As we arrived in Hobart, we walked to the baggage claim, there was a really cute beagle sniffer dog with her handler on the way… you had to hold your bags to the left as you went past… I didn’t know this Henry so your Dad handed me the bag he had hanging on his right shoulder I thought he wanted me to carry it so I placed it on my right “Bags to the side” said the handler as we walked past, I thought he meant to his side so I placed it down…. “she only needs one sniff” said the handler your Dad laughing at me, “I didn’t know that’s what he meant” I said to your Dad giving him a look then smiling at him… Your Dad replied “It was like you were giving yourself up, here you go here’s my bag I am guilty” I laughed… “Well you were no help” I replied “You didn’t explain when you gave me the bag, it was like you were going to give it to me to be caught and quickly run” we both laughed your Dad nudging me…
We got our baggage, our hire car and off we set to our accommodation Henry, a small terrace house in the north of Hobart.. Fire place on as soon as we got in. We got settled and went for a walk, exploring the shops and restaurants nearby and stopping for lunch. The place we stopped for lunch looked good, we walked in and got menus and went to walk to our seats…. All inside about four newborn babies and their mums and friends at different tables, I almost lost my breath I couldn’t sit in there we walked out and found a table outside… Does the universe hate me? I thought to myself we just want to sit for a nice lunch and it’s like a kick in the guts to remind me we don’t have you here, I don’t get to meet friends for lunch and show you off.. instead when I am up for it I get to maybe go out for a walk and a coffee and yes I talk about you, but I don’t get to hold you, have my friends hold you and smile and laugh and talk about funny stories of being a first time mum.

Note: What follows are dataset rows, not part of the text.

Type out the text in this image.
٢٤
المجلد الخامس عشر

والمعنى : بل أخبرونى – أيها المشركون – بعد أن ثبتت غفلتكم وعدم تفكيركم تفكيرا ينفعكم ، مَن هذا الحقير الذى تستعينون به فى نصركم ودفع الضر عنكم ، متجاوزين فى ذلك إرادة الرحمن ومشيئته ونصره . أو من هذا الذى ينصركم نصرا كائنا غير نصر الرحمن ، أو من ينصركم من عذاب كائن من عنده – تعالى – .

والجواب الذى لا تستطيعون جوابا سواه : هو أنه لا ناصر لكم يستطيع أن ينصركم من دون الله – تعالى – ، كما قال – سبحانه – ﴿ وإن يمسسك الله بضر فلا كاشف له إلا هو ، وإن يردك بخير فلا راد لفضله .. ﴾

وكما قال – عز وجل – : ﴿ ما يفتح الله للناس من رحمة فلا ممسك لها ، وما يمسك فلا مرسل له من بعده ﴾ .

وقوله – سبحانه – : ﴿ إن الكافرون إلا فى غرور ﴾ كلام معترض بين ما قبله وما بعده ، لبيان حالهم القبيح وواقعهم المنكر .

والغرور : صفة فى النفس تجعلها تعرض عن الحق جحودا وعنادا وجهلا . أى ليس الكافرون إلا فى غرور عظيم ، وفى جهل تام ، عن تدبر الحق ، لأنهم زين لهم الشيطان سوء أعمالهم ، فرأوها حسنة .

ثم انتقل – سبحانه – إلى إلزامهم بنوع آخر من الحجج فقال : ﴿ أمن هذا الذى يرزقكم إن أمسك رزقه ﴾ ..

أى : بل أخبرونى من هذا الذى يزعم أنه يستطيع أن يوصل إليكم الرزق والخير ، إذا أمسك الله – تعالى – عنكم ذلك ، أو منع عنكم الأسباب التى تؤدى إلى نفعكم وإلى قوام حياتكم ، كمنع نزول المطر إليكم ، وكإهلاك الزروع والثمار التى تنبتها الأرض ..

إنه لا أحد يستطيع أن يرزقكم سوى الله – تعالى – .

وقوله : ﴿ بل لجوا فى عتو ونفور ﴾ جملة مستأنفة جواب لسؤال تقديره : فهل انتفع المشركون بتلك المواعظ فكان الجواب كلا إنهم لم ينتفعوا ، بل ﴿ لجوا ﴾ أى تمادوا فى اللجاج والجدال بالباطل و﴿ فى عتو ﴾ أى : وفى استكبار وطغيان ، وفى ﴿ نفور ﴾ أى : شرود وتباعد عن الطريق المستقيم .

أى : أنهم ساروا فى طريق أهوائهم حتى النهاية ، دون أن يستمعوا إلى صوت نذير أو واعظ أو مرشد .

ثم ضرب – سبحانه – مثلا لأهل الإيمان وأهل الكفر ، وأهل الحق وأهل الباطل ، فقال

We ate our delicious lunch and walked down the street as we did a billboard with advertisements that changed stood on the corner of a building, as I looked up it changed from a gym to an advertisement for a local obstetrician and the picture of a pregnant woman with a big belly, “of course” I said to your Dad… not only did it seem like the whole of north Hobart was pushing prams and populating the billboard had to shove it in my face too. On the way back from our walk we stopped in to a book store, just as we left with our books…. well you guessed it heavily pregnant woman turned right in front of me. I have nothing against these actual people but at the moment some days it can sting to see this, I know I can’t avoid it Henry, and I don’t want too but today it was just hard.
We plan to each night sit by the fire and read, I am hoping that by doing so, by relxing by the fire with a book it may help, it might help with thoughts, with sleep, with finding calm light moments within the darkness that surrounds us.
Tonight your Dad and I sit by the fire we have had pizza and prosecco, we sit quietly with music playing in the background. I really want to and hope to make the most of this trip, to see the beauty, to see your Dad smile, to feel joy in the days and what we find. I want to take this time to be. I am hoping you will guide me Henry, guide me to notice things I would normally never notice, guide me to see the joy in everyday and as you do so I will hold you, I will hold you in my heart I will talk fondly of you and remember you, my beautiful precious boy.